Думаю, когда Министерство здравоохранения начнёт публичное обсуждение Концепции развития здравоохранения, мы увидим, по какой модели будем развиваться дальше. Если будет избрана модель развитых стран (Великобритании, США), бренд-дженериковая продукция исчезнет с нашего рынка достаточно быстро. Люди должны будут определиться: либо дёшево и качественно делать дженерики и, может быть, конкурировать с азиатскими производителями при поддержке государства; либо разрабатывать новые продукты. Опять же — при помощи государства, потому что у наших фармпроизводителей пока денег на разработку нет.
Государство, если оно намерено развивать эту отрасль (а оно намерено), должно сейчас запустить инновационный цикл и помогать нашим производителям бороться с конкурентами: со стороны Азии, где государства оказывают фармпроизводителям поддержку, с транснациональными инновационными фирмами, которые имеют огромные обороты на нашем рынке.
Думаю, что и потребителю лучше, чтобы отрасль была отечественной, ведь он не только покупает таблетки, у него есть дети, которые хотят учиться каким-то наукам. А не будет инновационных отраслей — не будет спроса на выпускников, «умрут» университеты, и реализуется «энергетический» сценарий развития экономики, для которого, как в своё время посчитали «дружественные аналитики», достаточно 50 миллионов населения.Во многих странах принята национальная лекарственная политика (НЛП). В России её нет…
— И это очень плохо. НЛП — это чёткое изложение правил игры на этом рынке: что государство оплачивает — дженерики или инновационные лекарства, или всё вместе? Если инновационные лекарства, то какое ценообразование — свободное или мы используем референтные цены. Если референтные — как они считаются? Это всё уже разработано. Есть замечательно работающие лекарственные политики, просто нужно применить наиболее интересную для нас модель, исходя из целей — кем мы хотим быть через какое-то время? Методологических трудностей здесь нет, нужна только политическая воля.
В лечении и профилактике заболеваний большую роль играет медицинская техника. И здесь мы тоже прочно сидим «на игле импорта». Реально ли с неё слезть?
— Да, действительно есть недоверие к нашим производителям, которые выросли из оборонки, где были важны не потребительские качества изделия — эргономичность, функциональность, а чтобы и при ядерном взрыве всё работало.
Мы здесь тоже серьёзно отстали. Номенклатура медицинского оборудования в мире очень широка. У нас же его только начали производить, даже стали делать томографическое оборудование, и это хорошо. Но сегодня, говоря о медицинской технике, нельзя не упомянуть о совершенно новом классе диагностического оборудования, который связан с расшифровкой генома человека и которым будет пользоваться персональная медицина будущего. Речь, в частности, о появлении на рынке пары — лекарство и диагностическое оборудование, которое позволяет определить, поможет пациенту этот препарат или нет, и следить за эффективностью воздействия во время лечения.

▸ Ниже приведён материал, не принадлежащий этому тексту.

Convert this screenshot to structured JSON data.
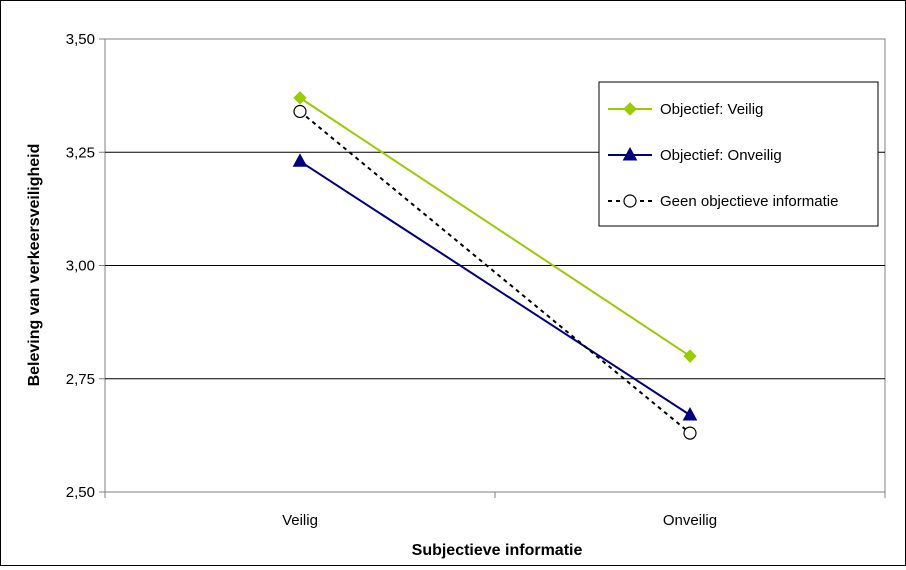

Можно представить, что лет через десять, когда человек попадёт в больницу с онкологическим заболеванием, при помощи биомаркёров (их будет штук 100, 200, 300) ему продиагностируют профиль конкретно этого рака; приготовят персональный коктейль из нужных лекарств; а затем опять же посредством биомаркёров проследят, насколько лечение адекватно. Это будет сращённая система лекарств, диагностических приборов и медицинского оборудования, если хотите.
Концепция развития отрасли до 2020 года, должна разрабатываться с учётом новейших тенденций производства диагностического оборудования. Именно здесь будет основная инновационность и основные сверхприбыли не только западных корпораций, но и российских. Если, конечно государство выберет правильную стратегию.